Was wondering wtb, cost, and how much trouble to install???? thanks!


----------



## BananaTom (Feb 16, 2008)

http://www.thehulltruth.com/boating-forum/59085-high-water-bilge-alarm.html

Check the link above, this type is used while you are on the boat.


----------



## BananaTom (Feb 16, 2008)

*If you have a boat in the water all the time, i.e. wet slip, and want to be notified via your cell phone, there are applications for that as well as found here:*

http://www.theboatnanny.com/product.html


----------



## X-Shark (Oct 3, 2007)

You can buy a ready to go panel.

http://www.waterwitchinc.com/new/SiteElements/Pages/ProductPages/BA200product.html

http://www.jamestowndistributors.co...=11506&familyName=Rule+High+Water+Bilge+Alarm

I build my own with a Idiot light and a Piezo alarm.


----------



## reel slow (Oct 12, 2009)

I installed alarms two years ago on the fly bridge of my 34' Silverton.
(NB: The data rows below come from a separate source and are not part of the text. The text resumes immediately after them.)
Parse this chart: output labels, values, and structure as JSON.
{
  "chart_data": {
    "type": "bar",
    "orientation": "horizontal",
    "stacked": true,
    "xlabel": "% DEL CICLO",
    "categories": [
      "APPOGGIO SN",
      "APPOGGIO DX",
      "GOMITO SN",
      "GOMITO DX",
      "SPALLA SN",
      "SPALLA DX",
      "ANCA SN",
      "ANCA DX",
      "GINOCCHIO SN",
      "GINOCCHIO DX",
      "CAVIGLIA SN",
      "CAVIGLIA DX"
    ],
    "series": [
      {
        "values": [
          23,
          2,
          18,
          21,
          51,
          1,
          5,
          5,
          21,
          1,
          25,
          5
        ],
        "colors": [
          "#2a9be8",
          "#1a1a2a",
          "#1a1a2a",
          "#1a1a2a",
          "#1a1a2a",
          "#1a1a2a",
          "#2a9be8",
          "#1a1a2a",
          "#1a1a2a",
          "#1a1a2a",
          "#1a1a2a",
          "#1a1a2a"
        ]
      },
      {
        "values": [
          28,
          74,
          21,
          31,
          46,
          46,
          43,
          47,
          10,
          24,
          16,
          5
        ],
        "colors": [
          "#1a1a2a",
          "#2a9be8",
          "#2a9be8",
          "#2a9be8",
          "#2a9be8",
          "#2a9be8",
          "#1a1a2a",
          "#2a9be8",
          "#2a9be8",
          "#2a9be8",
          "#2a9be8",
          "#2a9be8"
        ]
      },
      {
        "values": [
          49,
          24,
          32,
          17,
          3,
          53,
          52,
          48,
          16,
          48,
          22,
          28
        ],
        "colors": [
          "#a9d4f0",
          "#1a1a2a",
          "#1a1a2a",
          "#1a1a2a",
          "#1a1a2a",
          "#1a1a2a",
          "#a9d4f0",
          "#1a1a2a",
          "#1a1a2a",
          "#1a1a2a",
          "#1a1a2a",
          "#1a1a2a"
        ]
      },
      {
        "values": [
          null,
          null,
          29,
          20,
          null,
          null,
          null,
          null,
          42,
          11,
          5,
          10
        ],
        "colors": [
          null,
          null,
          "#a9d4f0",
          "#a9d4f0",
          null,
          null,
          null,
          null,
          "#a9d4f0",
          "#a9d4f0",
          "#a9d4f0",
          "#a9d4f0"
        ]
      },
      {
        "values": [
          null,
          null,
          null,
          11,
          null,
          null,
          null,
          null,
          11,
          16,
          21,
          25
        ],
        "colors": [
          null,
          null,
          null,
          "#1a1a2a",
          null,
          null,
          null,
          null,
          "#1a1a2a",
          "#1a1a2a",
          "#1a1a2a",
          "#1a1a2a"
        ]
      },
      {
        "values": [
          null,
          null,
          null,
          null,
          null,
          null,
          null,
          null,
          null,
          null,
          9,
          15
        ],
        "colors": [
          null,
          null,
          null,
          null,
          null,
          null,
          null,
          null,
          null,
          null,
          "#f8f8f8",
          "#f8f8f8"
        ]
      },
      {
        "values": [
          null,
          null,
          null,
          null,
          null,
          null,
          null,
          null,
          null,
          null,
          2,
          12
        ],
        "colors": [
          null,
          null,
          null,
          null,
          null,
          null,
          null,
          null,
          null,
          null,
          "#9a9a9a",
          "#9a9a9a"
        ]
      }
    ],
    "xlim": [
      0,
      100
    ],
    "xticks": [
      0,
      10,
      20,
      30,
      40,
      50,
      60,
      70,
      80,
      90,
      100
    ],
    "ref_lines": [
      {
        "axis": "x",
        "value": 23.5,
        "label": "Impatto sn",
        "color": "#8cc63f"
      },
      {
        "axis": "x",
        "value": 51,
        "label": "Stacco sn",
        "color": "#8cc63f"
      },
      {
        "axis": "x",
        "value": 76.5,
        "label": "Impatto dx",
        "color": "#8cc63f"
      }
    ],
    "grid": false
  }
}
I think I bought the alarms from Sams bait and tackle in Orange Beach. The alarms cost around $55 or $60 then. The alarm came with 1 float switch. I purchased a second float switch so that I would have one float switch in the bow and one at the stern. Took 3 beers and 2 hours tops. Piece of cake not to mention piece of mind. Good luck


----------



## hogdogs (Apr 19, 2010)

Using a bilge pump float works fine. Motorcycle horn under the dash and you will hear it.

Brent


----------



## eddy2419 (Oct 28, 2007)

I used a Rule kit but any float switch and horn/light will work at mentioned.

http://www.jamestowndistributors.com/1/1/5479-pumps-rule-high-water-bilge-alarm.html


----------